Deduplicate findIndexOrEnd by exporting it from Data.ByteString.Internal #337

noughtmare · 2020-12-19T12:39:52Z

Closes #334

I am open to other suggestions for the section name "Internal indexing".

sjakobi

I am open to other suggestions for the section name "Internal indexing".

Just "Indexing" would also do, IMHO.

Does this PR improve any benchmark results? Feel free to add benchmarks if the current suite doesn't cover the issue from #334.

noughtmare · 2020-12-19T13:27:21Z

Does this PR improve any benchmark results? Feel free to add benchmarks if the current suite doesn't cover the issue from #334.

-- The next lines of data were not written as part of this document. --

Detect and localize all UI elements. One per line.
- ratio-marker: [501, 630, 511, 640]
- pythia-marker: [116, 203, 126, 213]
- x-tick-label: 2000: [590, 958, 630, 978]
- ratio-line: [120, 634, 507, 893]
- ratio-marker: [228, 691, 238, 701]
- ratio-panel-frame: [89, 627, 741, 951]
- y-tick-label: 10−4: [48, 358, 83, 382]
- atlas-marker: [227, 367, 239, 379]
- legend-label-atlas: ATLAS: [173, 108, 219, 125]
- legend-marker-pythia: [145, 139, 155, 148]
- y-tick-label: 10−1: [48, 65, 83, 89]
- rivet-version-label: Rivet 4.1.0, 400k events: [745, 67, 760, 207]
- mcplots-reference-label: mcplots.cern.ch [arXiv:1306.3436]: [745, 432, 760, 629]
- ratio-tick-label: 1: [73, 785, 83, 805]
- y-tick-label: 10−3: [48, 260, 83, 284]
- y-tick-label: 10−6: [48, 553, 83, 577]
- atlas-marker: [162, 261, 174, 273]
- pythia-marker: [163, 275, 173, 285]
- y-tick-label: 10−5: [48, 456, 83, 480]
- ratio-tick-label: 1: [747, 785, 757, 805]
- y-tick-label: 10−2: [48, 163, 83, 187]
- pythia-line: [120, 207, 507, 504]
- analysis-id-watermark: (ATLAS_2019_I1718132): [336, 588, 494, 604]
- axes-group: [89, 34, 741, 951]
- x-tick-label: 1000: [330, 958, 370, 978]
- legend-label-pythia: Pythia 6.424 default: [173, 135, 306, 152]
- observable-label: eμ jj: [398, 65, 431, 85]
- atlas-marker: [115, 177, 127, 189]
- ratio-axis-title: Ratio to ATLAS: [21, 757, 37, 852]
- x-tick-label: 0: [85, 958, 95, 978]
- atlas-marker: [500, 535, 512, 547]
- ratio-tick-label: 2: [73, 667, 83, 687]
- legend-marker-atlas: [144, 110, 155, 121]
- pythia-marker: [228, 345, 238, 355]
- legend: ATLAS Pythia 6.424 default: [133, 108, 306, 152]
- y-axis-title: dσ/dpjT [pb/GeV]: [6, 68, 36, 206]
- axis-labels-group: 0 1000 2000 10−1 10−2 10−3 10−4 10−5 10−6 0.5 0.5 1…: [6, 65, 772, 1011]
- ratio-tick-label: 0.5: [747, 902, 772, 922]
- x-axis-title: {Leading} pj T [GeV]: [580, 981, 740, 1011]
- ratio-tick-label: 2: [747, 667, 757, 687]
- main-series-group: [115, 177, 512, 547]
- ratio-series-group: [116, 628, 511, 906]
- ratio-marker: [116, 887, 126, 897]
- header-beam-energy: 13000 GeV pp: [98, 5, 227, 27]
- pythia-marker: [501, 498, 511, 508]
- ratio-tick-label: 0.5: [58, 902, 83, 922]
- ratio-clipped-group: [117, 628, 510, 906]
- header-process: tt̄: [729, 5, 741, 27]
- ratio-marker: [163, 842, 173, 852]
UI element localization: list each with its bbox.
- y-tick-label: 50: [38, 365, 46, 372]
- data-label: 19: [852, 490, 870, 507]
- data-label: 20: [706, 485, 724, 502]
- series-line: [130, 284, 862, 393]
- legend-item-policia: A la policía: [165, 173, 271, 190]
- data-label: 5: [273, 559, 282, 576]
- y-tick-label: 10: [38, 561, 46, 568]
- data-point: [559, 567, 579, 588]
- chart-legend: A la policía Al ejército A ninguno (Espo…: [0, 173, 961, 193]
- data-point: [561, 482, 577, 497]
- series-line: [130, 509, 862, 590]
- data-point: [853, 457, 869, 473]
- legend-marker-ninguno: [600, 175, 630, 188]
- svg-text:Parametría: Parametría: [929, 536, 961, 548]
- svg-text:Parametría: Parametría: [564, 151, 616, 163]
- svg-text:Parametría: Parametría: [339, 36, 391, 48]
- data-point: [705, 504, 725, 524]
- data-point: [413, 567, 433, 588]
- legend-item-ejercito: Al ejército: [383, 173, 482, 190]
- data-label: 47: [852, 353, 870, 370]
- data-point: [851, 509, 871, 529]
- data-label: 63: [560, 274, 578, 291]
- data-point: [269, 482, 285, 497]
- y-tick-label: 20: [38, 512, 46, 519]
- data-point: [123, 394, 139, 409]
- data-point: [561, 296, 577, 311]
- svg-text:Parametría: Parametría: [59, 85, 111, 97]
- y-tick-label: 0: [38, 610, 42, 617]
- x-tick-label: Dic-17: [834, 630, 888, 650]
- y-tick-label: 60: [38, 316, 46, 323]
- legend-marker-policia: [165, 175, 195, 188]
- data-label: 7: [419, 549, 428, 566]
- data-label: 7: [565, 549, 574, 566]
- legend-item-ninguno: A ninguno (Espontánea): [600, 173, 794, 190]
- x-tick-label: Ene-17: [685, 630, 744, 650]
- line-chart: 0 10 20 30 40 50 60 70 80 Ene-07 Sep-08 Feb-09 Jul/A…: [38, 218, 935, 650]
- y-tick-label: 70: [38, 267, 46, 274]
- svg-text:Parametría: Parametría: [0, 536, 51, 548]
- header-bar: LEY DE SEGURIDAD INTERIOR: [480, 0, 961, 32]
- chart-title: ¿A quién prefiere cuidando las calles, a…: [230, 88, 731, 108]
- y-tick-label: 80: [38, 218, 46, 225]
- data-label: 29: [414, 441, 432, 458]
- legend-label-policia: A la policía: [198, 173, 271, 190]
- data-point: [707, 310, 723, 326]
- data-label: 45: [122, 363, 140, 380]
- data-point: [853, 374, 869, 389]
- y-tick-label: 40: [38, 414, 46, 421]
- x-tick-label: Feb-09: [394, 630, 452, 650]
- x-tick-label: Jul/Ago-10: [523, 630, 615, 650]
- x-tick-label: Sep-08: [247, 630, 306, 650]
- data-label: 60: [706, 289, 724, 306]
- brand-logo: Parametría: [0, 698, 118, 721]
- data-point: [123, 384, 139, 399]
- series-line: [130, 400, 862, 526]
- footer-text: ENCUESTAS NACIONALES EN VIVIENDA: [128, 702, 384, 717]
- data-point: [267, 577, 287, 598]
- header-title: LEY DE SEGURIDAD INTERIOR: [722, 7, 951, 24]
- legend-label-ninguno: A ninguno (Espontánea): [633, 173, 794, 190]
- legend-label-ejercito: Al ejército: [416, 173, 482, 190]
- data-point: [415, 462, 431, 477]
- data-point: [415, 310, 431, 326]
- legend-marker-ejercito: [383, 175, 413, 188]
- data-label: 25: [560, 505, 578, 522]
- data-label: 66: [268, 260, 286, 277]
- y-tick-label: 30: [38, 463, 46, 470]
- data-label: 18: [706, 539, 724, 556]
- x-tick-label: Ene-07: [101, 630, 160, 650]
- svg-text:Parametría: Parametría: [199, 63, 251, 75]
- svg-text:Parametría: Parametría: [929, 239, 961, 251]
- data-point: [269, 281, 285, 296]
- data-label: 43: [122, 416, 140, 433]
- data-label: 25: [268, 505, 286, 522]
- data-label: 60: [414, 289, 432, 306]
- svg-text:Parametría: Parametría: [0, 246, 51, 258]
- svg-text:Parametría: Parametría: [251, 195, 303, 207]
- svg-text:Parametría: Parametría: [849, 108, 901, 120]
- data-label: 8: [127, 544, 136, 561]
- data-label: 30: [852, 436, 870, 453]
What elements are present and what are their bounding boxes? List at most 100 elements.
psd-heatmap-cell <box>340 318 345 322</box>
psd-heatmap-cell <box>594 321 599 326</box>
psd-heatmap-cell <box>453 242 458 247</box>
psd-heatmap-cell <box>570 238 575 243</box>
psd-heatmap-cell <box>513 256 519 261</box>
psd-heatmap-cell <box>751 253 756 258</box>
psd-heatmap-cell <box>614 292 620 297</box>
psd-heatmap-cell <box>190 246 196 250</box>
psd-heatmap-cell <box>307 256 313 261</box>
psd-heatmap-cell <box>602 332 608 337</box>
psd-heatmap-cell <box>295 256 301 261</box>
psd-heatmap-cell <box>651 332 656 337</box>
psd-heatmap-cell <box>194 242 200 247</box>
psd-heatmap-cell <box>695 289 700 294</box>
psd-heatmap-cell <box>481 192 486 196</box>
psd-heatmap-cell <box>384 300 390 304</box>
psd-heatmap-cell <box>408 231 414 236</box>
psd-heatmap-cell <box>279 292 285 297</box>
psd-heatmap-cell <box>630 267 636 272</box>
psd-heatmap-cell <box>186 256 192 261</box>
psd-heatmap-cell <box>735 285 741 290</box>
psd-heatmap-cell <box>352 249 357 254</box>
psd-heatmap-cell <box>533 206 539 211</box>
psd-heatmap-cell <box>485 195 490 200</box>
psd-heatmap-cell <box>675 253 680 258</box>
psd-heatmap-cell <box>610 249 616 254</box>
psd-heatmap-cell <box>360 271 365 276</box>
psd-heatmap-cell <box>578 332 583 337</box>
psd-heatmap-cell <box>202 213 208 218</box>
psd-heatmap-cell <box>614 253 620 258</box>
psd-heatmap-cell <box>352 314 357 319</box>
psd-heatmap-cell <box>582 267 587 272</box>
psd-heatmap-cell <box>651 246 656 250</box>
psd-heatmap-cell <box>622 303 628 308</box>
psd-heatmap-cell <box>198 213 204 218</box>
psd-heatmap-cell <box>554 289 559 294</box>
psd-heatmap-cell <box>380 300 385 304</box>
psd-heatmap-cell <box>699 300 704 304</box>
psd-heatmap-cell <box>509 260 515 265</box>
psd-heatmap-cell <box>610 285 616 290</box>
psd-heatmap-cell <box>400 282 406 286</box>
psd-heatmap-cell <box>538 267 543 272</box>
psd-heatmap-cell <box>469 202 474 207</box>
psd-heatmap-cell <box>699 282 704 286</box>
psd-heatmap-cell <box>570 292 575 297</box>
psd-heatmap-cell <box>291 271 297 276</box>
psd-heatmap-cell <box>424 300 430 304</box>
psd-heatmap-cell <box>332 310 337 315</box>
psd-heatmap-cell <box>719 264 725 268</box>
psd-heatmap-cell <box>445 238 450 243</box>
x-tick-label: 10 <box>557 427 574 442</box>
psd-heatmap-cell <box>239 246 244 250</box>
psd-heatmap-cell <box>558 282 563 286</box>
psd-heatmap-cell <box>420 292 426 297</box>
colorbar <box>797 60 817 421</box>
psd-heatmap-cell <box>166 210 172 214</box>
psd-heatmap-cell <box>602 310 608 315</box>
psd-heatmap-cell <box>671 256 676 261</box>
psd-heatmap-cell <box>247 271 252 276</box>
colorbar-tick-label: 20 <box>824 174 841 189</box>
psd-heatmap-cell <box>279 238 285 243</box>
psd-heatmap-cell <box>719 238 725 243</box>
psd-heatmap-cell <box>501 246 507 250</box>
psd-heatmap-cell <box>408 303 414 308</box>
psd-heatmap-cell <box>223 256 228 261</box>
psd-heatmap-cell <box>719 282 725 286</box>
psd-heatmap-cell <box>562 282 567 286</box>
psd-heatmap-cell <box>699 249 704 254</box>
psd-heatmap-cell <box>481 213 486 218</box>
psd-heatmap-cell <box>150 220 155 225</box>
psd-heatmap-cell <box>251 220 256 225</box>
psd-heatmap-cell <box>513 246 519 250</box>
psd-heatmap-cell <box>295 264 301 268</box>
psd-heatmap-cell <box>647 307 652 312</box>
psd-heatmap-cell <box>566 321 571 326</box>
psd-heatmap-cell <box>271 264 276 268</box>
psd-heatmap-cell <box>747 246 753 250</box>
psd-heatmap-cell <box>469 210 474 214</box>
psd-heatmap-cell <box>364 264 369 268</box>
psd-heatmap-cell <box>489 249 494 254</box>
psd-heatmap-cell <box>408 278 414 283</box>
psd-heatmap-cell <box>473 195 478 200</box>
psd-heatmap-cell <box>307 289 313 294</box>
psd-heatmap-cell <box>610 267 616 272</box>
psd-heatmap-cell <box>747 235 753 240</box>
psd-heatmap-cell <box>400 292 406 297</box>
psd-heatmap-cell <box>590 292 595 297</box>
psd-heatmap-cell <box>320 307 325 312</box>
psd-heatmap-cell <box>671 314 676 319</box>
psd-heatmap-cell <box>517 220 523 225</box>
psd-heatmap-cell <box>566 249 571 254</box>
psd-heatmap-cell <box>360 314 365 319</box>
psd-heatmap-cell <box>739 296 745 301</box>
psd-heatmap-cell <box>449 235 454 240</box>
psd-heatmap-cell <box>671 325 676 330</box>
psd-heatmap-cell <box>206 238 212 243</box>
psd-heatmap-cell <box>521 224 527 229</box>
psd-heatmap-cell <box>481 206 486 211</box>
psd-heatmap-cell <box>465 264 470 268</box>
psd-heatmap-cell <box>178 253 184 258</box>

There are no existing benchmarks that test the affected functions as far as I'm aware. I could add a new one in this PR, but then we would only see the new "score". The affected functions are the functions in D.B.Lazy that use findIndexOrEnd which are: takeWhile, dropWhile, break, group and groupBy.

I think group is an odd one, because all the others have a custom predicate argument. I think group could actually be improved by using a function that uses memchr internally, but that is probably something for another issue.

So, I am now thinking of adding extra benchmarks in BenchAll.hs for the takeWhile, dropWhile, break and groupBy functions.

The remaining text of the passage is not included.